Я простоял у окна еще несколько секунд, наблюдая целую радугу цветов, брызги и беспорядочное движение внизу. Телекамеры были уже установлены, и теле— и кинозвезды и звездочки, репортеры и комментаторы, другие гости крутились и плескались внизу.
В нескольких милях отсюда виднелись здания Голливуда, земли под названием: «Будем притворяться». Стоял один из самых ясных дней за последние несколько недель, единственное воскресенье почти совсем без смога, а чуть дальше, по правую руку, виднелась синева Тихого океана. Солнце светило ярко и жарко, блестело на зелени деревьев, которые джунглями окружали дом и бассейн, сверкало на воде и переливалось на мокрых телах красоток из «Мамзель». Даже отсюда, сверху, я могу разглядеть маленькую, яркую и фигуристую Диди, нежную Эйприл, роскошную Элен, Пробочку и Перчик, других красоток, выглядевших порождениями эротической фантазии. На самом деле они были произведениями «Мамзель».
Именно «Мамзель» была причиной сегодняшнего праздничного действа.
Это название уже знакомо многим в Штатах, но сегодня вечером должна была развернуться колоссальная рекламная кампания, призванная сделать «Мамзель» не менее известной, чем Микки Маус. Так называлась самая большая в стране и уже довольно известная цепь салонов шейпинга или «искусства фигуристости» для женщин. Семь из них в семи разных городах уже превращали вялых женщин двадцатого века в упругих девиц с формами двадцать первого века. Завтра, в понедельник, должны были открыться еще три зала в других трех городах.
Это имя принадлежало также основательнице и владелице цепи. Она была красива и сексуальна, но говорить о ней в таких общих словах было все равно что сказать о мире, что он большой и круглый. Девушка по имени Мамзель была живым оригиналом, в соответствии с которым была изваяна статуя вдвое больше натуральной величины, которая украсит все десять салонов растущей цепи салонов «Мамзель». Копия этой статуи как раз находилась сейчас в одной комнате с убитым и со мной.
Я обернулся и опять оглядел пластмассовую красотку в одиннадцать футов четыре дюйма высотой. Она подавляла. Я с трудом оторвал взгляд от округлых бедер, рельефно тонкой талии и огромных торчащих грудей и снова уставился на мертвого мужчину. Это было уже второе такое убийство, о нем станут шуметь не только на национальном, но и на международном уровне, и сделают главной новостью дня.

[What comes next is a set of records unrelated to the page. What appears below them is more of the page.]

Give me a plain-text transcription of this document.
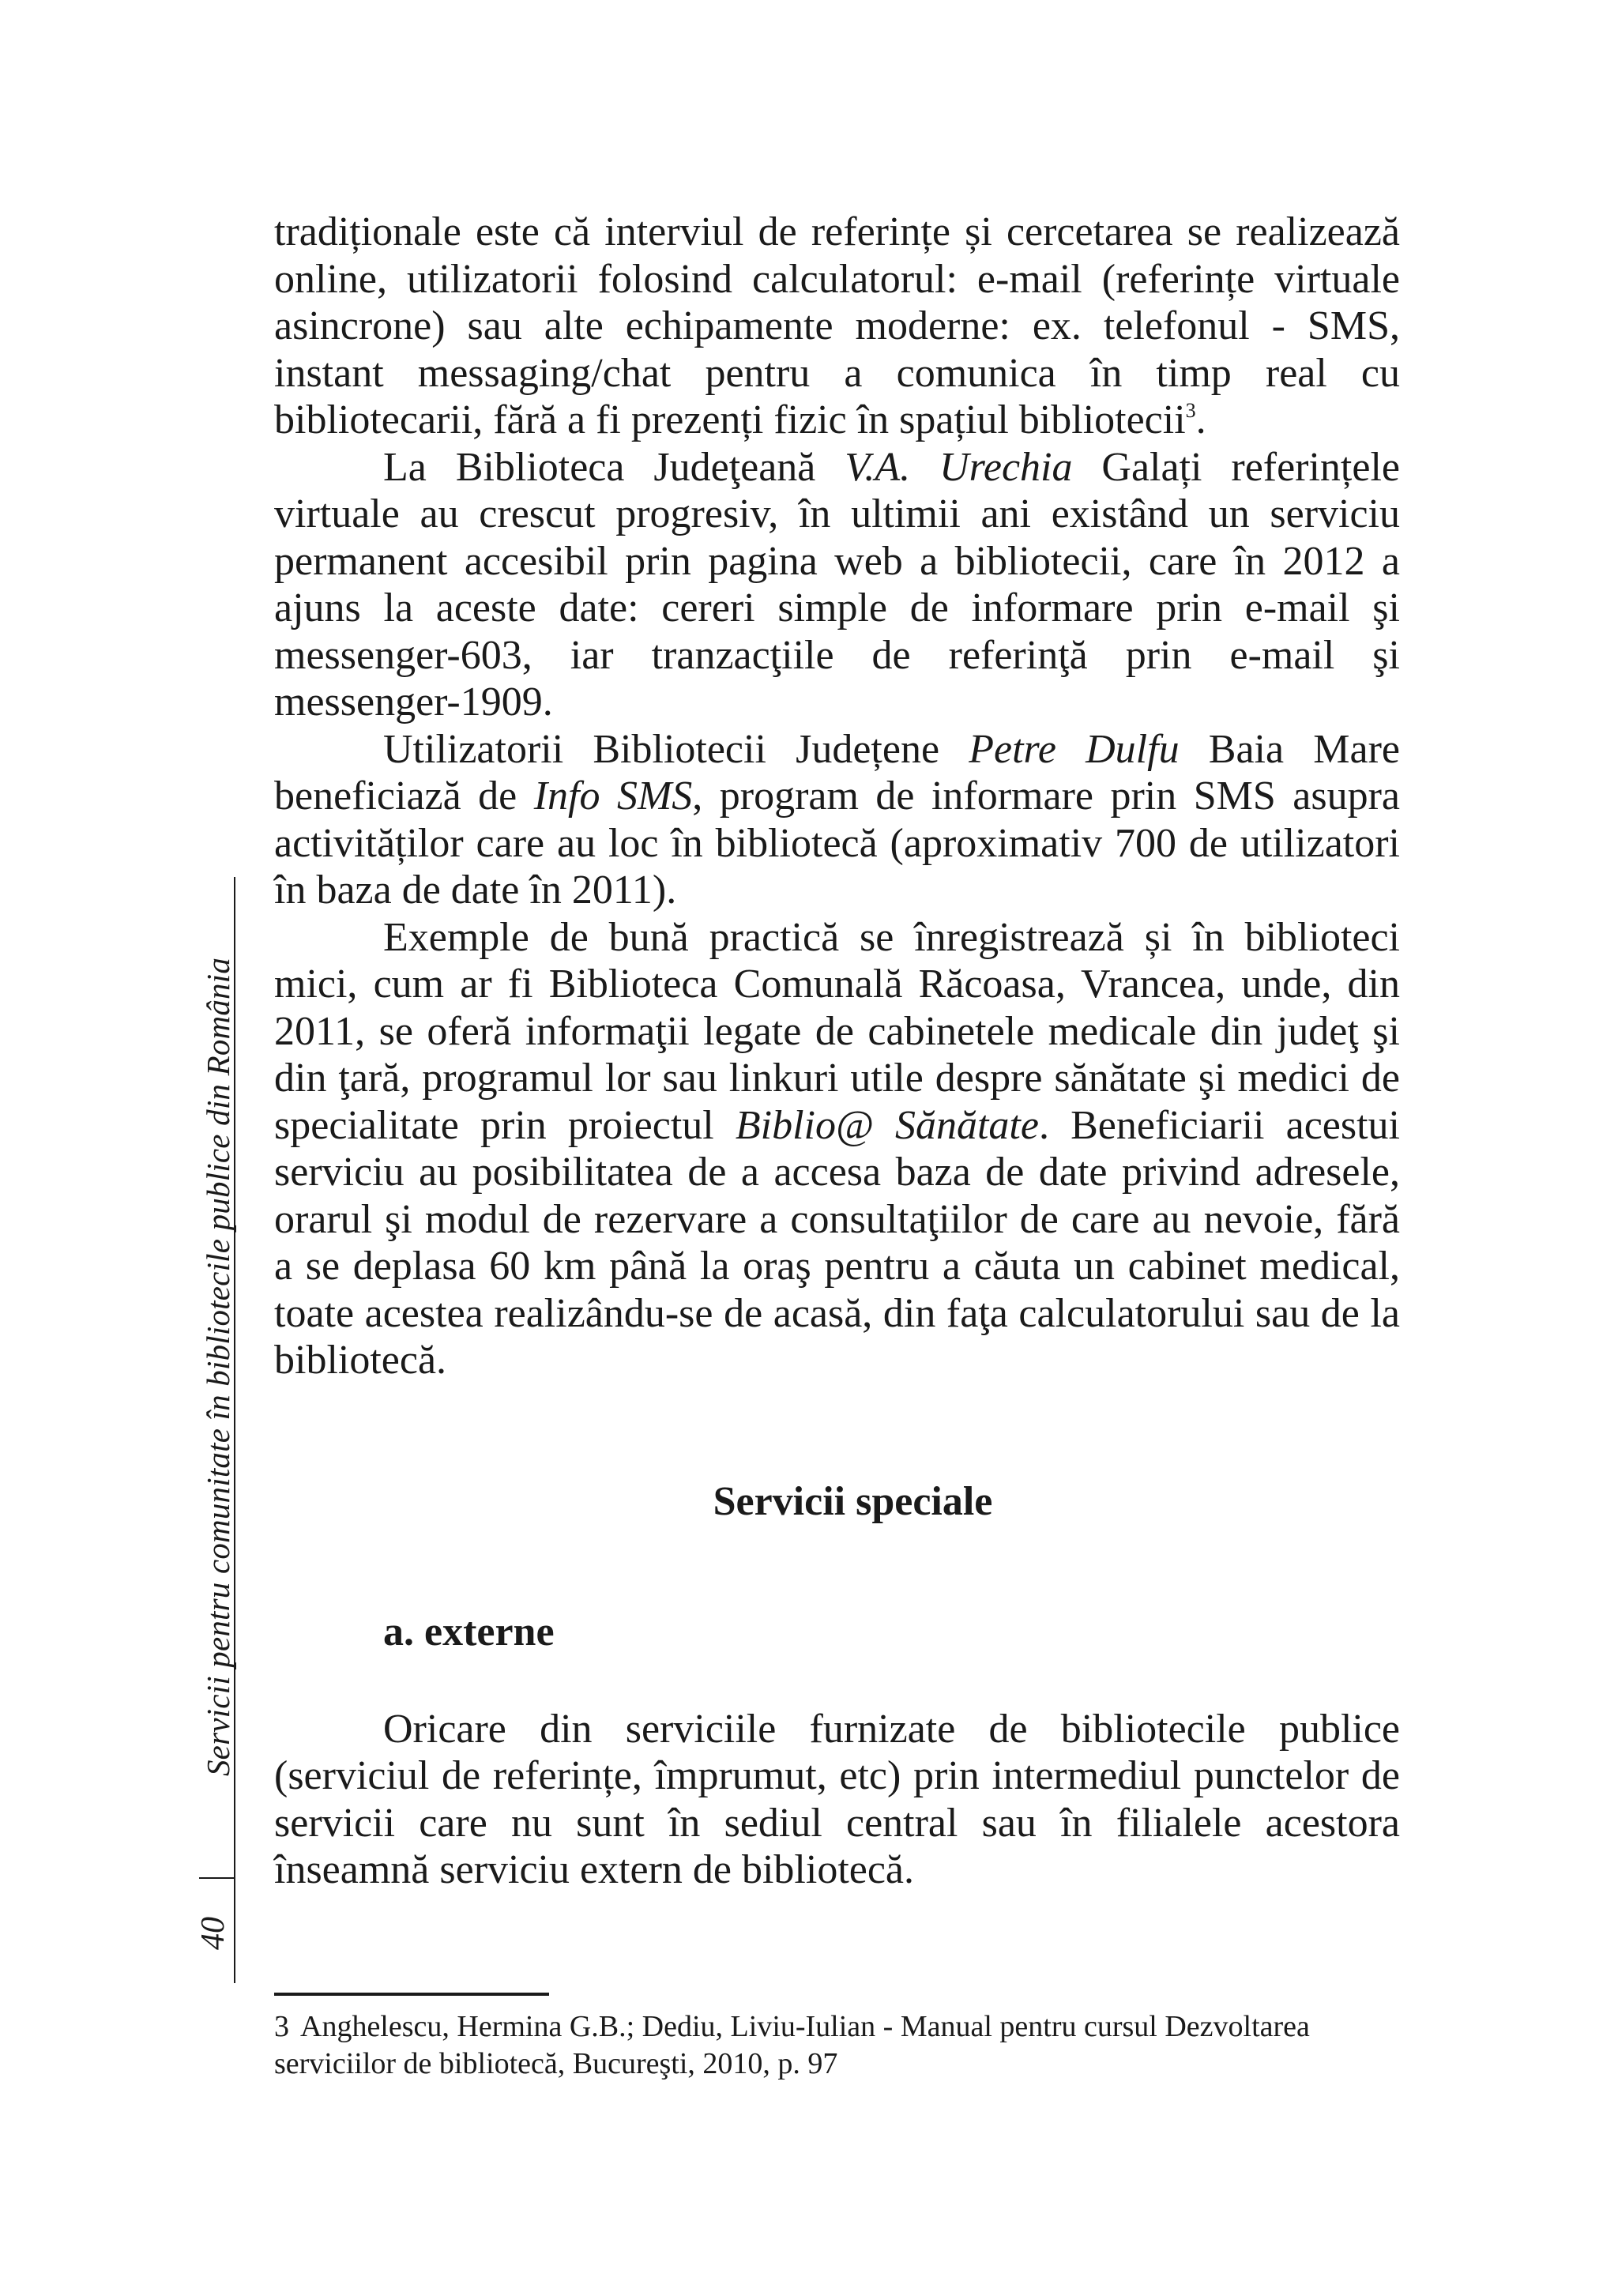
Servicii pentru comunitate în bibliotecile publice din România
40

tradiționale este că interviul de referințe și cercetarea se realizează online, utilizatorii folosind calculatorul: e-mail (referințe virtuale asincrone) sau alte echipamente moderne: ex. telefonul - SMS, instant messaging/chat pentru a comunica în timp real cu bibliotecarii, fără a fi prezenți fizic în spațiul bibliotecii$^3$.

La Biblioteca Judeţeană V.A. Urechia Galați referințele virtuale au crescut progresiv, în ultimii ani existând un serviciu permanent accesibil prin pagina web a bibliotecii, care în 2012 a ajuns la aceste date: cereri simple de informare prin e-mail şi messenger-603, iar tranzacţiile de referinţă prin e-mail şi messenger-1909.

Utilizatorii Bibliotecii Județene Petre Dulfu Baia Mare beneficiază de Info SMS, program de informare prin SMS asupra activităților care au loc în bibliotecă (aproximativ 700 de utilizatori în baza de date în 2011).

Exemple de bună practică se înregistrează și în biblioteci mici, cum ar fi Biblioteca Comunală Răcoasa, Vrancea, unde, din 2011, se oferă informaţii legate de cabinetele medicale din judeţ şi din ţară, programul lor sau linkuri utile despre sănătate şi medici de specialitate prin proiectul Biblio@ Sănătate. Beneficiarii acestui serviciu au posibilitatea de a accesa baza de date privind adresele, orarul şi modul de rezervare a consultaţiilor de care au nevoie, fără a se deplasa 60 km până la oraş pentru a căuta un cabinet medical, toate acestea realizându-se de acasă, din faţa calculatorului sau de la bibliotecă.

Servicii speciale
a. externe

Oricare din serviciile furnizate de bibliotecile publice (serviciul de referințe, împrumut, etc) prin intermediul punctelor de servicii care nu sunt în sediul central sau în filialele acestora înseamnă serviciu extern de bibliotecă.

3 Anghelescu, Hermina G.B.; Dediu, Liviu-Iulian - Manual pentru cursul Dezvoltarea serviciilor de bibliotecă, Bucureşti, 2010, p. 97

Я подошел и опустился на колено рядом с ним. Белый шнурок был затянут на его шее, но это выглядело уже как бесплатное приложение. Из его спины торчали длинные ножницы, а из небольшого пулевого отверстия в его лбу вытекло совсем немного крови. Кровавая пена уже подсохла на его губах.
Я моргнул, глядя на труп, удивляясь, почему кто-то, если он был в здравом уме, совершил такое многоэтапное убийство. Может, был какой-то разумный ответ на этот вопрос: например, убийца не находился в здравом уме. Я поднялся на ноги, оглядел в последний раз комнату и вышел. Внизу должен быть телефон, как мне помнилось. Я спустился и позвонил в полицейское управление Лос-Анджелеса. Меня соединили с отделом по расследованию убийств, с капитаном Филом Сэмсоном.
Помимо того, что он руководит отделом по расследованию убийств, он еще и мой лучший друг во всем Лос-Анджелесе. Твердый, знающий, честный, с крутой внешностью, но по натуре добряк, он является лучшим копом, которого я когда-либо встречал, а я встречал многих. Я мог поспорить, что в этот момент, отвечая по телефону, он жевал длинную черную сигару и скорее всего прокусил ее насквозь, когда услышал, откуда я звоню и почему.
— Только не это! — простонал он. — Так он мертв?
— Похоже на то.
— Ты бы хоть раз позвонил мне, чтобы сказать «привет» или сообщить приятные новости, — проворчал он, буркнул что-то находившимся в его кабинете, потом вернулся к телефонному разговору со мной. — От чего он умер?